И он тяжело вздохнул, искоса бросив взгляд на икону Спасителя, дескать — видит бог, я подчиняюсь необходимости.
Я ел жидкий рис, сваренный на воде, со сливочным маслом и сухарями, куриные котлеты, клюквенный кисель, и у меня в складках простыни уже завелись острые хлебные крошки, которые я с трудом выгребал из-под своего обессиленного, вялого, неповоротливого тела.
Вижу квартиру, безлюдную до звона в ушах, и прощальный луч зимнего, предвесеннего солнца, который, по диагонали проникнув в дверную щель, пронзает комнату, где происходит медлительный, сладостный процесс моего выздоровления, и вдруг зажигается красно-янтарным огнем в рюмке настоящего «опорто», купленного папою в гастрономическом магазине Крапивина за два рубля пятьдесят копеек бутылка, с иностранной наклейкой, зеленым металлическим колпачком на длинной португальской пробке. Бутылка эта была завернута в шикарную, бледно-розовую, почти папиросную бумагу.
Папа наливал мне портвейн в рюмку с таким видом, будто давал яд.
…Божественный запах «опорто» распространяется по комнате, смешиваясь с запахом лекарств…
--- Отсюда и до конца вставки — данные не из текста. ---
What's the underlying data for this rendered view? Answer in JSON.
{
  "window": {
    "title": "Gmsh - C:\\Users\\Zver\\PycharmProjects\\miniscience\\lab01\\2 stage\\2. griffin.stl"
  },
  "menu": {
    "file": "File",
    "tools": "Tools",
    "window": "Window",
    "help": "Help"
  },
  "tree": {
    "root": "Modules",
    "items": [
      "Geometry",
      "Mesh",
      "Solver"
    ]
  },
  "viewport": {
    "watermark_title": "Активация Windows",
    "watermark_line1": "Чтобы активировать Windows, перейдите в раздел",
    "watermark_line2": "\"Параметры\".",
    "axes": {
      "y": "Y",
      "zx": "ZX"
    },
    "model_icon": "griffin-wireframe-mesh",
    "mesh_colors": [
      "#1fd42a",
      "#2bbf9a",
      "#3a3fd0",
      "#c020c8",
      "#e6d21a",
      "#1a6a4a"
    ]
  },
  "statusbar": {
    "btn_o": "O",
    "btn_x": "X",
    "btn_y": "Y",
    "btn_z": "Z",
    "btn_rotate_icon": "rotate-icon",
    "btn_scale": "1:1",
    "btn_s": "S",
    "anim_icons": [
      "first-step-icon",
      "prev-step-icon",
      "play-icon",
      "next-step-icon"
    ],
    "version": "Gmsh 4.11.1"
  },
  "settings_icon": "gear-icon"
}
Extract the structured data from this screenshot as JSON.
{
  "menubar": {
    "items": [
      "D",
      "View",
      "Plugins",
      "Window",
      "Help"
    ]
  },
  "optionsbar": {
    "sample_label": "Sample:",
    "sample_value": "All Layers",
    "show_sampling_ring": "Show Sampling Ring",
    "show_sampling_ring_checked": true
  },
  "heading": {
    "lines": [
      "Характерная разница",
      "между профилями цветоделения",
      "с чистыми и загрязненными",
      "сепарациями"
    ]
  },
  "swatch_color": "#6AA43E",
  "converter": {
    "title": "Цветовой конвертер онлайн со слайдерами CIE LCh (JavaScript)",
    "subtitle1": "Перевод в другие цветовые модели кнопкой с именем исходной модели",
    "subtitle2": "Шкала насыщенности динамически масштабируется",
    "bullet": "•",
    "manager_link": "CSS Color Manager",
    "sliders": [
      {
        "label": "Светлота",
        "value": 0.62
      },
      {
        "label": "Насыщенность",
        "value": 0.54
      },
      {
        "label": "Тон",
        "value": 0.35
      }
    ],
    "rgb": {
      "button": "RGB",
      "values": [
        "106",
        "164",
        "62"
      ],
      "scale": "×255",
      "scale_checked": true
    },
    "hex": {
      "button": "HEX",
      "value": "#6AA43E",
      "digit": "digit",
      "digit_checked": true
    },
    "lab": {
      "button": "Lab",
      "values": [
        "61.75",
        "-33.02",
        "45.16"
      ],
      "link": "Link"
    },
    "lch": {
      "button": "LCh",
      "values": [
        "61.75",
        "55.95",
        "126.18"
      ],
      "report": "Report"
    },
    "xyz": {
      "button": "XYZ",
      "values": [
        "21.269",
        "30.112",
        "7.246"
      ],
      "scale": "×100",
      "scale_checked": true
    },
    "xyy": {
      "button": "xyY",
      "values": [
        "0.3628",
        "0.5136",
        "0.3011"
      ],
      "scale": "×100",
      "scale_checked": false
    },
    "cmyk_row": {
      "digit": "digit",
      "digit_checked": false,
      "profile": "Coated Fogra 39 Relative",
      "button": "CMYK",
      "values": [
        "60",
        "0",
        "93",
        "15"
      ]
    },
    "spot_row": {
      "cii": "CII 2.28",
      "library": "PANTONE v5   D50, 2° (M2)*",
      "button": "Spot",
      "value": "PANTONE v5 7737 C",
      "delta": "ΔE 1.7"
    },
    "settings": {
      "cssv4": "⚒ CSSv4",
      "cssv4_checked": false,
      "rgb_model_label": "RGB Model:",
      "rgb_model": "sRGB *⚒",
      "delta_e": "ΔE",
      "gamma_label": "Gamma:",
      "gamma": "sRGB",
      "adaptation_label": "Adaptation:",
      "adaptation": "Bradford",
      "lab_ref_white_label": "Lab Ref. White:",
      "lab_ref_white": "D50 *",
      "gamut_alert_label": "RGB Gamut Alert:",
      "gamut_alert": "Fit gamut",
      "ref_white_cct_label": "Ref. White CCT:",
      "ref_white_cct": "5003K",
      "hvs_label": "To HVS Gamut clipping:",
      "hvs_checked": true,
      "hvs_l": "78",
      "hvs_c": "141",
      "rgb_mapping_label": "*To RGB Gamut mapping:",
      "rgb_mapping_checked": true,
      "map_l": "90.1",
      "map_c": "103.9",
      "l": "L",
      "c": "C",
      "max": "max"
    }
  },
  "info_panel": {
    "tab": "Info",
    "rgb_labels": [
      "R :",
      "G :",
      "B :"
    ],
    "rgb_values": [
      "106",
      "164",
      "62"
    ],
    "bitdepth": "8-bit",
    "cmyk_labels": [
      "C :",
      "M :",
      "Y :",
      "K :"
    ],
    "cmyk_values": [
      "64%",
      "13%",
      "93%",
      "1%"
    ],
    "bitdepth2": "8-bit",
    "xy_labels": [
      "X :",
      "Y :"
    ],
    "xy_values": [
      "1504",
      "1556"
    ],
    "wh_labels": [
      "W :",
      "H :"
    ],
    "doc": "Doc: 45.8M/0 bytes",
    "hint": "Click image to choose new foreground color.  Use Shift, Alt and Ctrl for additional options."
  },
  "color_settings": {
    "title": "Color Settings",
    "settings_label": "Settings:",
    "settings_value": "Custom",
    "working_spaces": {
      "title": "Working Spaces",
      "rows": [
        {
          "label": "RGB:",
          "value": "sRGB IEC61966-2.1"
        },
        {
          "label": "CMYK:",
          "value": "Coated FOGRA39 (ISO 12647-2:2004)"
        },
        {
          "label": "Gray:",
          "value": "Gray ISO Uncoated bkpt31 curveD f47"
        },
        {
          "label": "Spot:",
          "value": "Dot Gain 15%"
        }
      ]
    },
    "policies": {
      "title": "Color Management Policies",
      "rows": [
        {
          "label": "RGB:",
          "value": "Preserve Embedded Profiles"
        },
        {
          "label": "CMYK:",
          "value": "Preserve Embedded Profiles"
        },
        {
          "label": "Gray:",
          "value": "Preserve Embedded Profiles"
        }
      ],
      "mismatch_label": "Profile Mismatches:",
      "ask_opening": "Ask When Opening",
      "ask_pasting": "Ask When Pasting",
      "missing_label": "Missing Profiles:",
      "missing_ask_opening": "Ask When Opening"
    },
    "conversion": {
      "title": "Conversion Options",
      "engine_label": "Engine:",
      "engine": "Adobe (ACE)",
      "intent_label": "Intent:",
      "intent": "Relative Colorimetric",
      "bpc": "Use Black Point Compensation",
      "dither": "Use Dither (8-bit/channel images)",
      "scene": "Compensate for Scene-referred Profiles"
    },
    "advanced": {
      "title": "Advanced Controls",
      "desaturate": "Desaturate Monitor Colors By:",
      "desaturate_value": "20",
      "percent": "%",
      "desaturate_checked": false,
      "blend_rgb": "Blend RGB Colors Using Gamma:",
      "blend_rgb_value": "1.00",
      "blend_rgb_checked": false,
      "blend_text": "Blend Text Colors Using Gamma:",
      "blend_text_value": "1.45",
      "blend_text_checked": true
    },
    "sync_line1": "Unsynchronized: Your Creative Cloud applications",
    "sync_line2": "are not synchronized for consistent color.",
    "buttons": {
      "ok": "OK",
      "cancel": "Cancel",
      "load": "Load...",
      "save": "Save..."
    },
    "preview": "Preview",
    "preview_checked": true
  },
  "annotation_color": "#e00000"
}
О, как нежно кружится моя слабая голова от первого неуверенного глотка этого крепкого, сладкого, как бы улетучивающегося с языка напитка, укрепляющего меня и несущего мне быстрое выздоровление…
Звезды в форточке
В сущности, я уже был здоров. Кончался период шелушения. Но я продолжал оставаться в постели, лишь изредка позволяя себе в накинутой на белье шинели, в незашнурованных башмаках на босу ногу пройтись в уборную или минуту постоять возле еще замерзшего окна.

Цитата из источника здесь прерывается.